Saturday night, Marriott Hotel, suburban Baltimore. Last Dolphins team meeting before facing the Ravens. “I want to see us respond when we don’t have the lead,” Miami coach Mike McDaniel said. “This is the National Football League. It happens. And believe me, fellas, there’s nothing as good as silencing a crowd on the road when the clock hits zero.”

Sunday afternoon, halftime, M&T Bank Stadium, Baltimore. Ravens 28, Dolphins 7. A pall over the locker room. McDaniel told his players to forget the scoreboard and just play, and whatever happens, happens, and he had faith in them to play great in the second half.
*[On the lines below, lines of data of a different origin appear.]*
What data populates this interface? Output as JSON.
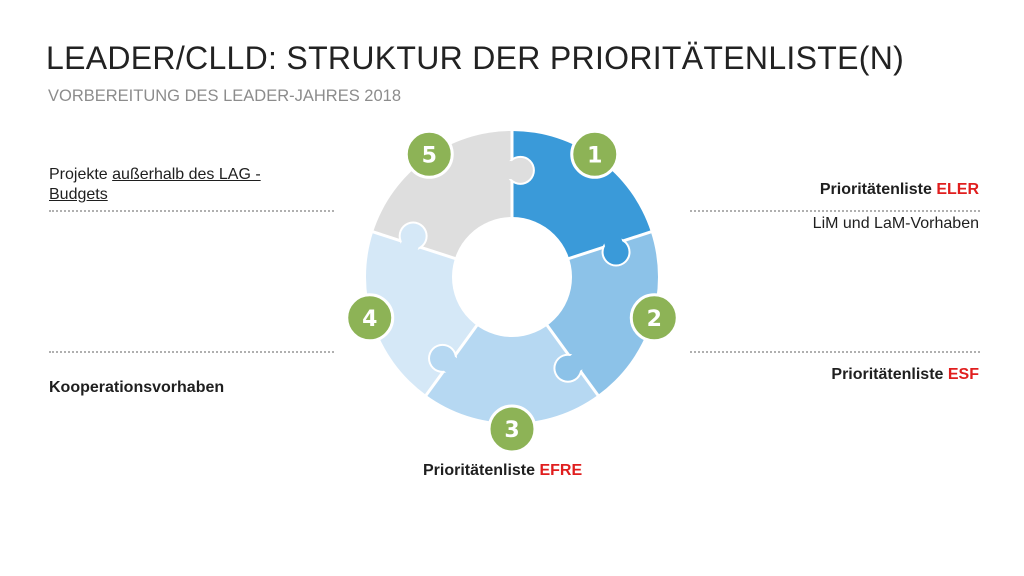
{
  "header": {
    "title": "LEADER/CLLD: STRUKTUR DER PRIORITÄTENLISTE(N)",
    "subtitle": "VORBEREITUNG DES LEADER-JAHRES 2018"
  },
  "labels": {
    "p5_line1_prefix": "Projekte ",
    "p5_line1_link": "außerhalb des LAG -",
    "p5_line2": "Budgets",
    "p1_prefix": "Prioritätenliste ",
    "p1_accent": "ELER",
    "p1_note": "LiM und LaM-Vorhaben",
    "p2_prefix": "Prioritätenliste ",
    "p2_accent": "ESF",
    "p3_prefix": "Prioritätenliste ",
    "p3_accent": "EFRE",
    "p4": "Kooperationsvorhaben"
  },
  "puzzle": {
    "pieces": [
      {
        "number": "1",
        "color": "#3a9ad9"
      },
      {
        "number": "2",
        "color": "#8cc2e8"
      },
      {
        "number": "3",
        "color": "#b6d8f2"
      },
      {
        "number": "4",
        "color": "#d5e8f7"
      },
      {
        "number": "5",
        "color": "#dedede"
      }
    ],
    "badge_color": "#8db356",
    "accent_color": "#e01e1e"
  }
}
Afterward, he told me he was concerned with what he saw in his players as major adversity struck. “I thought our guys were defeated, and I understood why,” McDaniel told me. “They had high hopes for the game, and it wasn’t starting out that way.”

Then the “F-it” play happened.

This is a family website, and so McDaniel will have to leave a small bit to the imagination here. But the big play of Miami’s ridiculous comeback, honestly, was called the “F— it” play.

Midway through the fourth quarter, Miami was still down 14, and sputtering, Tua Tagovailoa going incomplete-incomplete, with the clock under eight minutes now, with a third-and-10 at the Baltimore 48-yard line.

“So we had a play ready, in case things weren’t going right, or in case there were various frustrations,” McDaniel said, an hour after the game, just outside the team bus waiting to take the team to the airport. “We installed that play with the expletives, that the quarterbacks knew as the “F— it” play. Tua loved the play. If we really needed to make something happen, that was the play we’d call.”